Une nouvelle fois, la Chine communiste rappelle aux chrétiens qu’elle n’entend tolérer aucune communauté religieuse échappant à son contrôle. Le 14 juin dernier, les autorités ont mené une opération contre des membres de l’Early Rain Covenant Church, une importante communauté protestante de Chengdu, dans la province du Sichuan. Selon les informations communiquées par plusieurs organisations de défense de la liberté religieuse, trente-trois personnes ont été arrêtées lors de cette intervention. Les fidèles participaient à une réunion religieuse lorsque la police a fait irruption sur les lieux. Des adultes mais également plusieurs enfants présents lors du rassemblement auraient été conduits dans différents commissariats afin d’y être interrogés. Plusieurs personnes ont été relâchées après plusieurs heures de détention, tandis que d’autres demeuraient sous enquête administrative.

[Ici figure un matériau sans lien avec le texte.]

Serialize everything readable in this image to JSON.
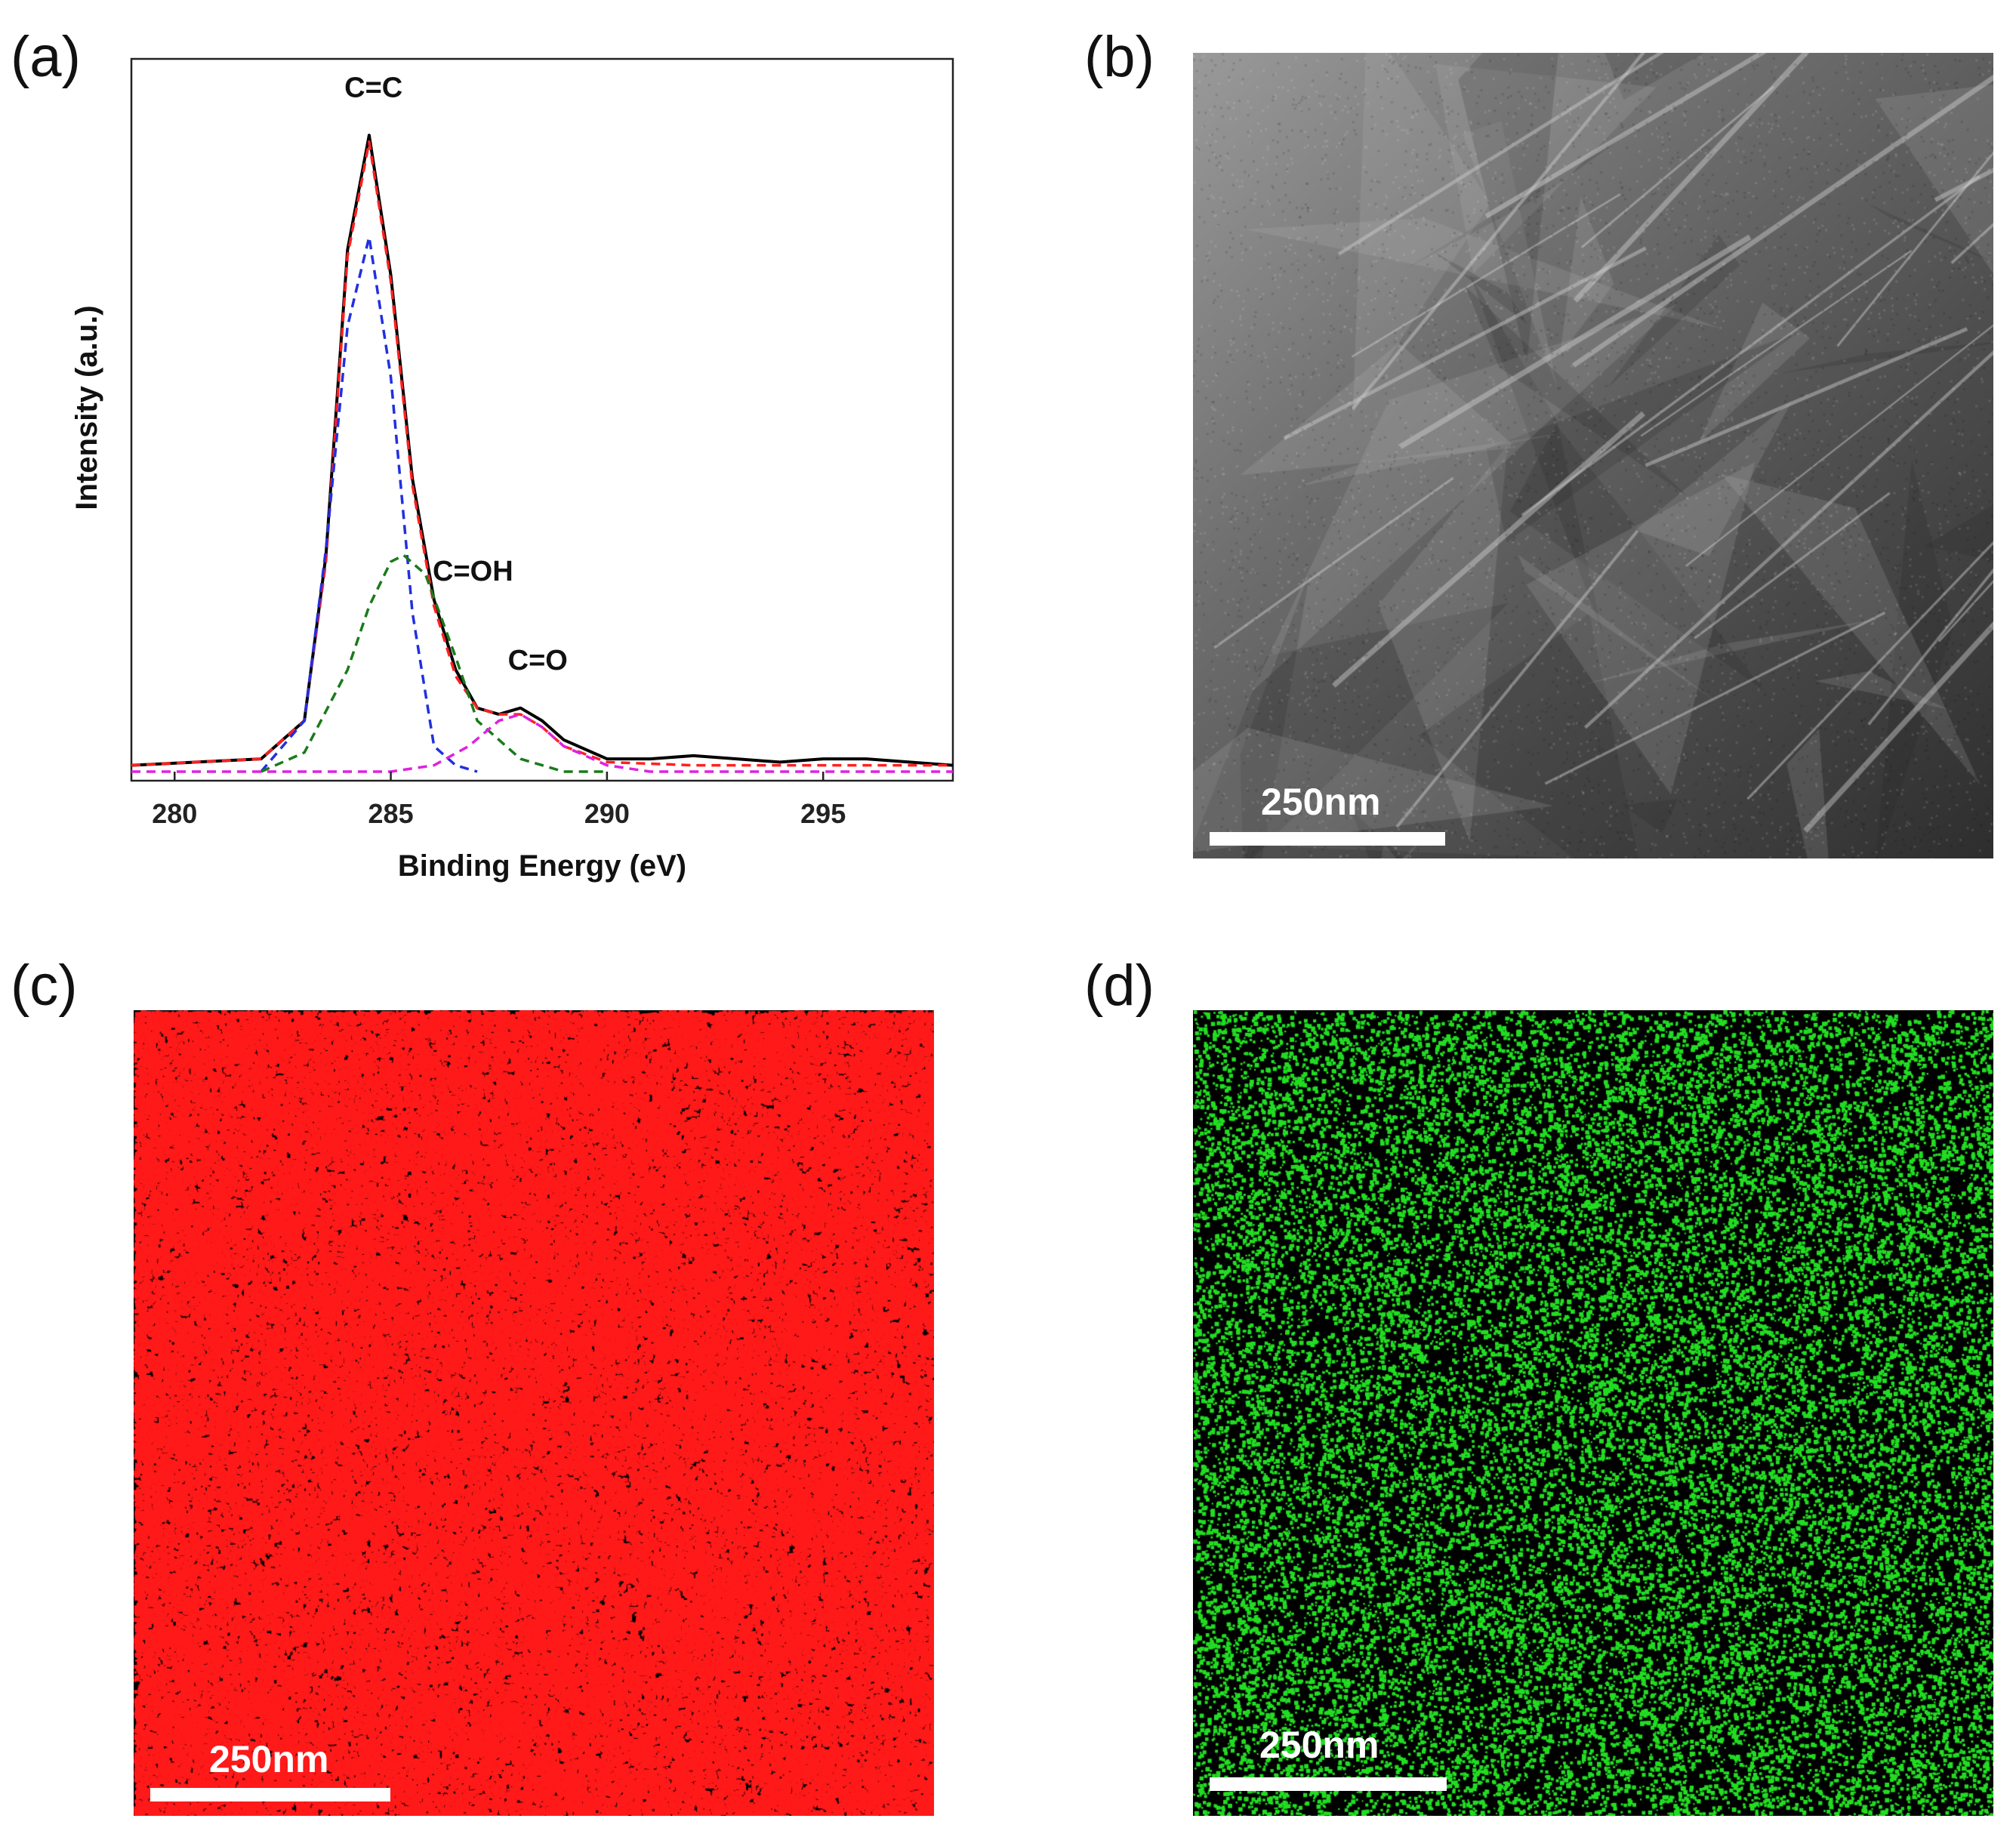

Pour les observateurs de la situation religieuse en Chine, cet épisode n’a malheureusement rien d’exceptionnel. L’Early Rain Covenant Church est depuis des années dans le viseur du régime communiste. Cette communauté est dirigée par le pasteur Wang Yi, devenu l’un des symboles de la résistance chrétienne face aux tentatives de contrôle exercées par le Parti communiste chinois. En décembre 2018, les autorités avaient déjà lancé une vaste opération contre cette Église. Plus d’une centaine de fidèles avaient alors été arrêtés. Le pasteur Wang Yi fut lui-même placé en détention avant d’être condamné, en décembre 2019, à neuf années de prison pour « incitation à la subversion du pouvoir de l’État ». Depuis lors, les arrestations, les interrogatoires, les fermetures de locaux et les mesures d’intimidation n’ont jamais réellement cessé.
Lire l’article
Cette affaire illustre la politique de « sinisation » des religions promue par le président Xi Jinping. Officiellement, il s’agit d’adapter les religions à la culture chinoise. Dans les faits, de nombreuses organisations de défense des droits de l’homme dénoncent une volonté de placer toutes les communautés religieuses sous le contrôle direct du Parti communiste. Les chrétiens sont particulièrement touchés. Des croix sont retirées des églises, des lieux de culte fermés, des prêtres ou pasteurs surveillés, tandis que les communautés indépendantes sont régulièrement ciblées par les autorités.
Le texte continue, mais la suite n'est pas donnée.